Investigation on cryogenic fatigue crack growth and fracture toughness of Q500qENH based on thermodynamic entropy analysis

Abstract

While low-temperature environments can induce brittle fracture in low-carbon steel, they concurrently enhance its strength and fatigue life. This study employs thermodynamic entropy as an evaluation criterion to investigate the low-temperature fatigue crack growth rate and fracture toughness of Q500qENH steel (A novel 500–550 MPa high-strength and high-toughness weathering steel plate with excellent weldability for bridges in harsh high-altitude environments.). The classical fatigue fracture entropy concept was augmented by incorporating the J-integral from fracture mechanics. The J-integral facilitates the rapid determination of plastic strain energy density during fatigue crack propagation. Low-temperature crack growth and fracture toughness tests were conducted on Q500qENH steel. The results demonstrate that low temperatures reduce the crack propagation rate and diminish the critical crack length in the specimens. Ultimately, the areal density of plastic strain entropy throughout the fatigue crack propagation process and total fatigue life was obtained using the J-integral approach.
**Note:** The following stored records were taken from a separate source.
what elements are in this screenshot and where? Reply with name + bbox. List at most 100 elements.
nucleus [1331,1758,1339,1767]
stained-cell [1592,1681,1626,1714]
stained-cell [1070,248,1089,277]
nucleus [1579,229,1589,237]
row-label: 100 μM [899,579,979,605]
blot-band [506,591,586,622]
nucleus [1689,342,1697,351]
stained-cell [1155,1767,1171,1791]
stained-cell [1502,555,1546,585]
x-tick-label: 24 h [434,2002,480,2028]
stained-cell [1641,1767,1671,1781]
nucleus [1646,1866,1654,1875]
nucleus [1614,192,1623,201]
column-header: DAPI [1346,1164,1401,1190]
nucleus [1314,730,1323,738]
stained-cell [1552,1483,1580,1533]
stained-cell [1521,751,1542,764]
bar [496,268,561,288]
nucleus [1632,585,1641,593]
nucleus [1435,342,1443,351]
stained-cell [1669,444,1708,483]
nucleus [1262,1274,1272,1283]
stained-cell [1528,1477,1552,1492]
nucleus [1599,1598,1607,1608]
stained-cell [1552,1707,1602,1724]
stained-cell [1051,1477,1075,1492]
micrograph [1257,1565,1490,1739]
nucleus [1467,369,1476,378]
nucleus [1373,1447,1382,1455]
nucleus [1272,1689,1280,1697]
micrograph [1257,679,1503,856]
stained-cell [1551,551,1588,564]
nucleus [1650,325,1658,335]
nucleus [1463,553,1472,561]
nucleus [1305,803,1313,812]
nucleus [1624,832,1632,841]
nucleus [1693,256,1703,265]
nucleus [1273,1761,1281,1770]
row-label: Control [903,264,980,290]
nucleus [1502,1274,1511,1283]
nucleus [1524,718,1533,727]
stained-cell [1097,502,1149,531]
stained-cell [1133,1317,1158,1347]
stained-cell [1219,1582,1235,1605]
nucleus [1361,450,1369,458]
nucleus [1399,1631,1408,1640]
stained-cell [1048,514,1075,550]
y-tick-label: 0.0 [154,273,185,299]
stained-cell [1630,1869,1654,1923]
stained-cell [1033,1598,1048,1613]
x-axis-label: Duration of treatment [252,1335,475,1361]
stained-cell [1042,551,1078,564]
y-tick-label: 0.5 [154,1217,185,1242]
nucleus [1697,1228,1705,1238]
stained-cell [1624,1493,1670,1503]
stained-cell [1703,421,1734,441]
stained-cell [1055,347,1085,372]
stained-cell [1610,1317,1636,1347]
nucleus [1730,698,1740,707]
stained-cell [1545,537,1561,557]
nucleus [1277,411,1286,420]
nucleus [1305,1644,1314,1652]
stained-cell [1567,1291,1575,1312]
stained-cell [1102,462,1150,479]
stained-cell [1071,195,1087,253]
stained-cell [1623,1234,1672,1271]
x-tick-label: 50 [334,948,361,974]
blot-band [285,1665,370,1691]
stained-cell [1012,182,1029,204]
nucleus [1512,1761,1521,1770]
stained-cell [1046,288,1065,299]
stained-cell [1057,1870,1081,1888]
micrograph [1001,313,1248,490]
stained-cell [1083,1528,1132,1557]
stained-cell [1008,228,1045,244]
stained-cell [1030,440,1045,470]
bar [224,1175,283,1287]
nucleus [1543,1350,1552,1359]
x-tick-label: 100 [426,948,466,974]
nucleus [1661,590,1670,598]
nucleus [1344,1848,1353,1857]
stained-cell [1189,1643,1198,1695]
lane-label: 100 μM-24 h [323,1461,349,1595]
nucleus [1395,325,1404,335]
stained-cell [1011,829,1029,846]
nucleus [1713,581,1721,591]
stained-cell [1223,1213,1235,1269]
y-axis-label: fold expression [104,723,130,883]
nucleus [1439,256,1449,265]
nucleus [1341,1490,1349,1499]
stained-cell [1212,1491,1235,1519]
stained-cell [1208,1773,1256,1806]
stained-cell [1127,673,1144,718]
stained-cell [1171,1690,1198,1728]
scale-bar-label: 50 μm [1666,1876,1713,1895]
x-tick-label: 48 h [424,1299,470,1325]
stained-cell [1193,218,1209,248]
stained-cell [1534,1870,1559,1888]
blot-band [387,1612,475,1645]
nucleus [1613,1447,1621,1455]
For equivalent crack extension lengths, specimens tested at low temperatures were found to expend a higher magnitude of plastic strain entropy areal density. When critical crack length is adopted as the failure criterion, the requisite plastic strain entropy areal density for specimen failure diminishes with decreasing temperature. Consequently, low temperatures detrimentally affect the ability of Q500qENH steel to resist low-temperature brittle fracture. Though this investigation focused specifically on Q500qENH steel, the findings can be extended to other low-carbon steels with similar compositions and comparable mechanical properties.